One thing I have felt is that python doesn't embrace the functional way of thinking, even to the extent that JavaScript does. I personally find that once I have been exposed to a modern functional approach like in Clojure, etc, I find python lacking. Not just syntactically, but conceptually. For example, IIRC, many list methods in python modify the list they are working on, instead of returning a new list.
In line with this, list comprehensions are one area of python I find particularly clunky. They work fairly well for a single map or filter operation, alright for both mapping and filtering, and are absolutely unreadable for anything more complicated. A big part of this in my opinion is how they scramble the flow. Instead of taking a piece of data and performing successive operations on it, both in logic and in syntax, you have their 'literate' mess that requires you to start reading in the middle of the line and alternate moving your cursor back and forth.
get numbers. double them. filter for divisibility by 6. square them.
versus
[x^2 for x in x×2 for x in getNumbers() if x % 6 == 0]
get the square of the doubles version of getNumbers values, but only if those doubles are dividable by 6. But wait are the doubles dividable by 6 or the squares?
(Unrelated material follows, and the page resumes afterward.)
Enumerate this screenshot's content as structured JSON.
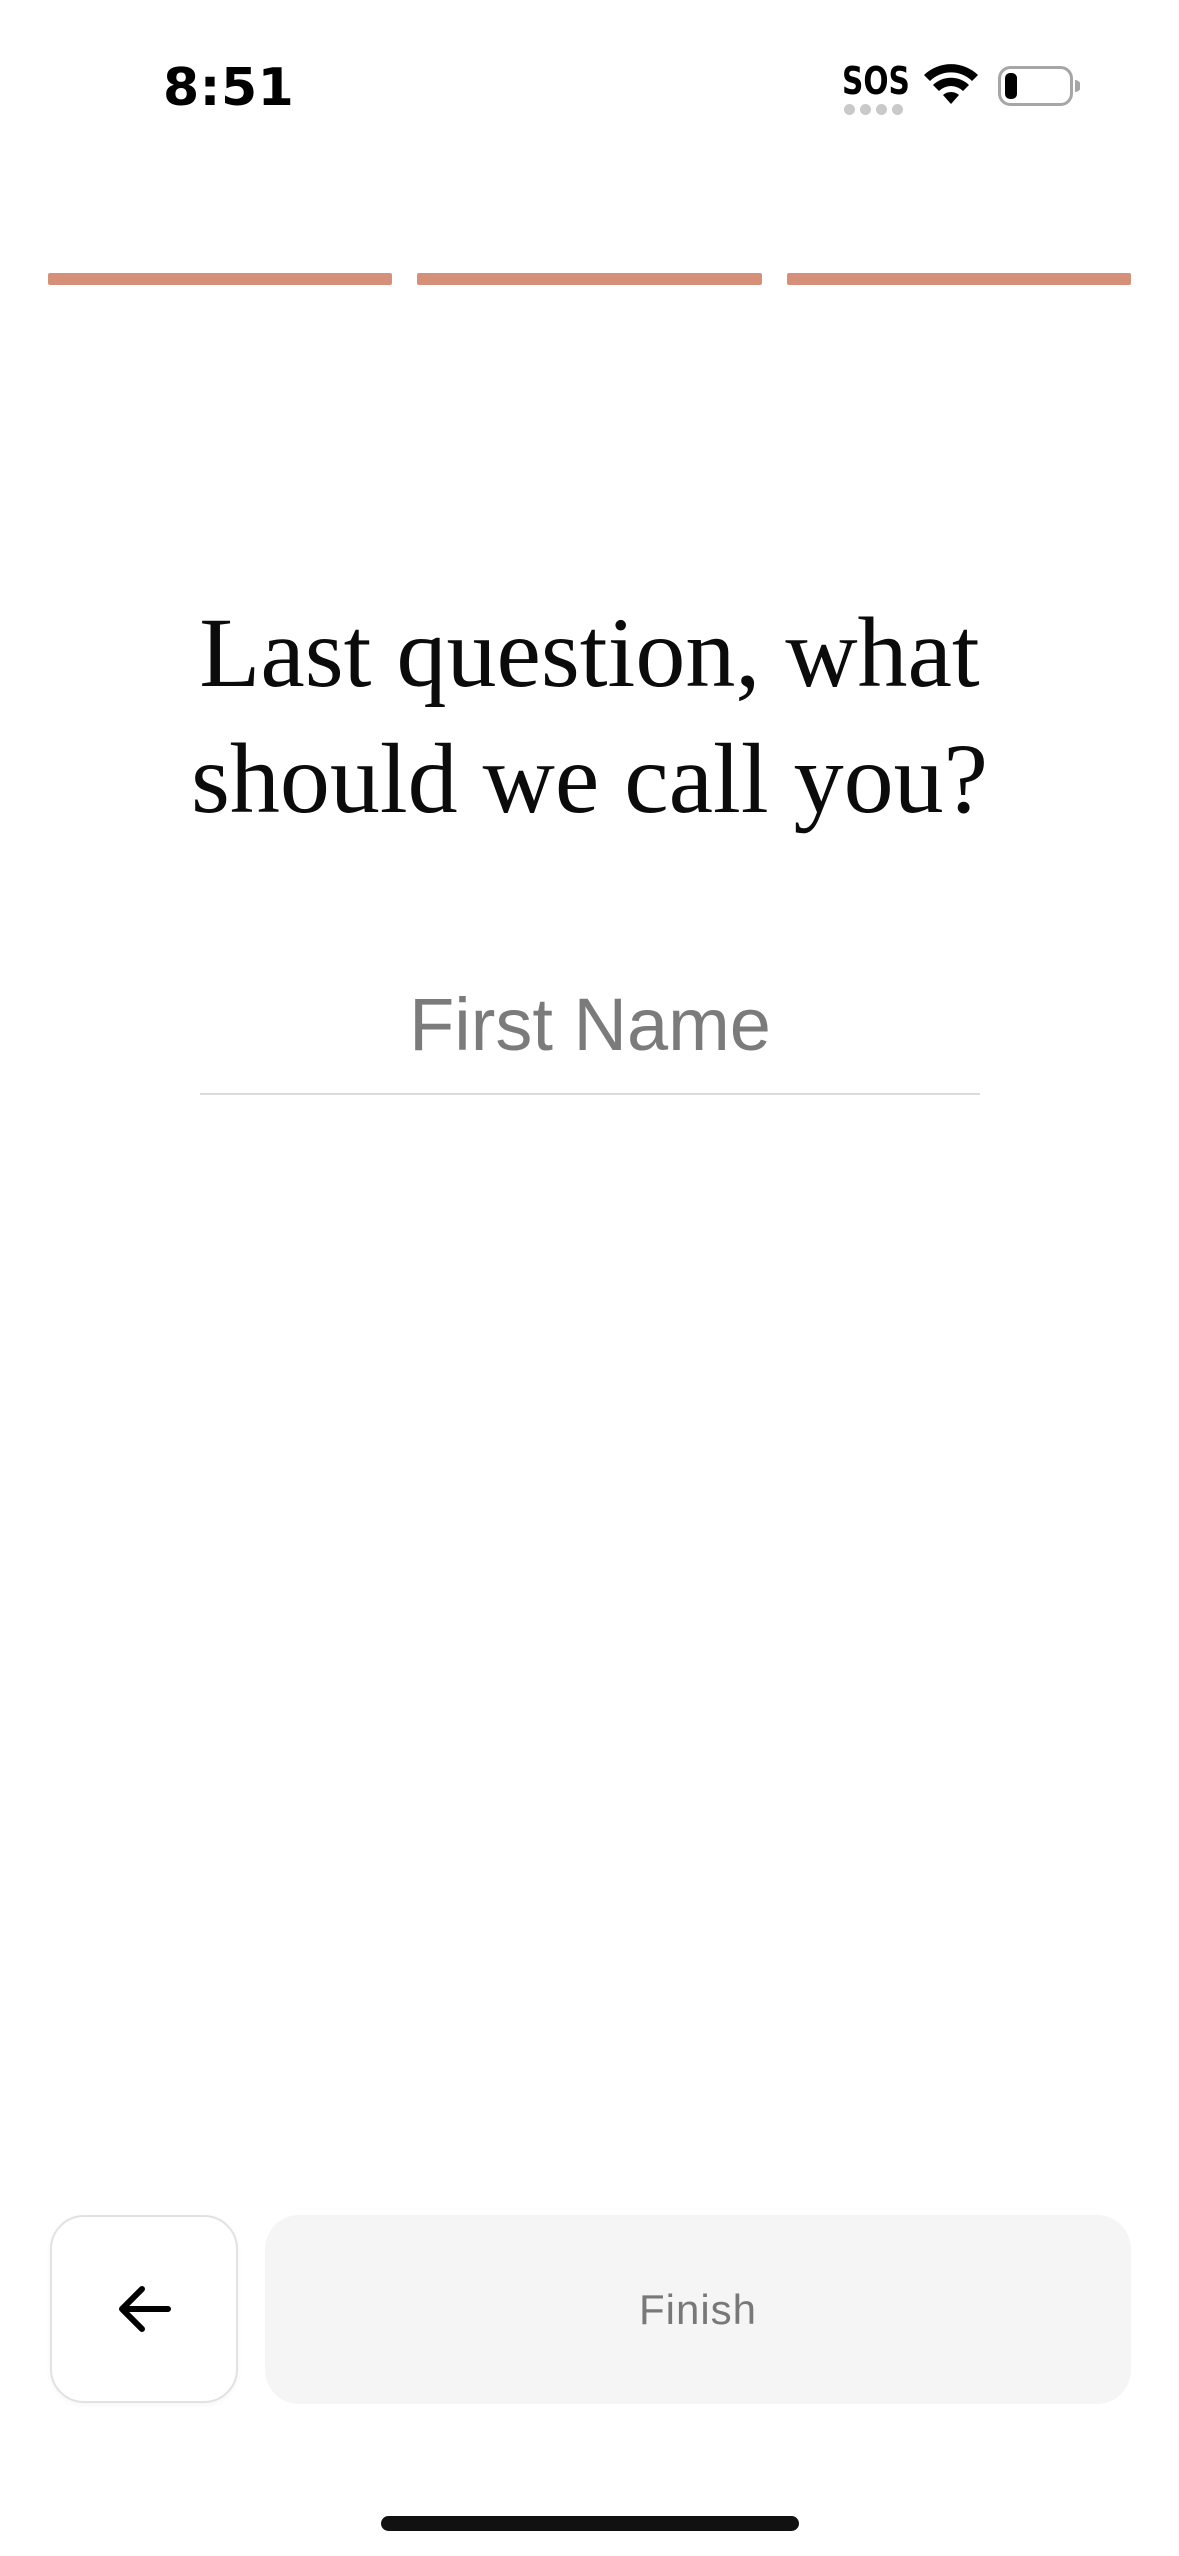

Maybe some people are fine with looking at what operations are being performed on the data before even knowing what the data itself is, but that for me seems incredibly backwards. Plus it also gives rise to order of operations ambiguities. Nobody could mistake the ordering in JS, but I honestly have no clue how that python would evaluate.
(using carats because hn cant format code)
Edit- This came to mind because of a flattening list comprehension I encountered earlier today:
#flatten the lists
flattened_list = [y for x in list_of_lists for y in x]
I've spent quite some time staring at this and I still have no clue what it's actually doing. I've never had that with JS operator chains.
Python’s list comprehension syntax is based on the set-builder notation from mathematics. However, I think it would have been better to break with tradition and use a different order, one which matches the order of the equivalent nested loops:
flattened_list = [for x in list_of_lists: for y in x: y]
This is essentially the same re-arrangement that was made in C#‘s LINQ: it uses from-where-select instead of SQL’s select-from-where.
Isn’t set builder notation done in the opposite direction at least? Ie given these things which are elements of blah, take these values. In Python it’s reverse, which makes sense in English but is harder to read as a sequence of steps: take these values from this set but only if... Kinda like SQL: select from where
I prefer it as a sequence of steps that get performed one after the other like a pipeline.
This looks nice for this case but I don’t think filter would work properly. JS is much more similar to Linq and people seem to love linq. I don’t know of anyone else that does it like python, but plenty do it like JS. For me that tells you all you need to know about whether it’s actually a good idea.
Edit: SQL does it a bit like python and it’s a massive pain in my opinion (and the opinions of many others I’ve talked to). Msft agreed so they made Kusto which does it like JS and everyone I’ve spoken with vastly prefers it.
(Work at msft, no info on the actual business reasons behind kusto, etc etc.)
Funny how 'pythonic' can mean different things to different people. I've been developing in python on and off for the best part of a decade, and in my world comprehensions are considered far more 'pythonic' than map/filter/lambda.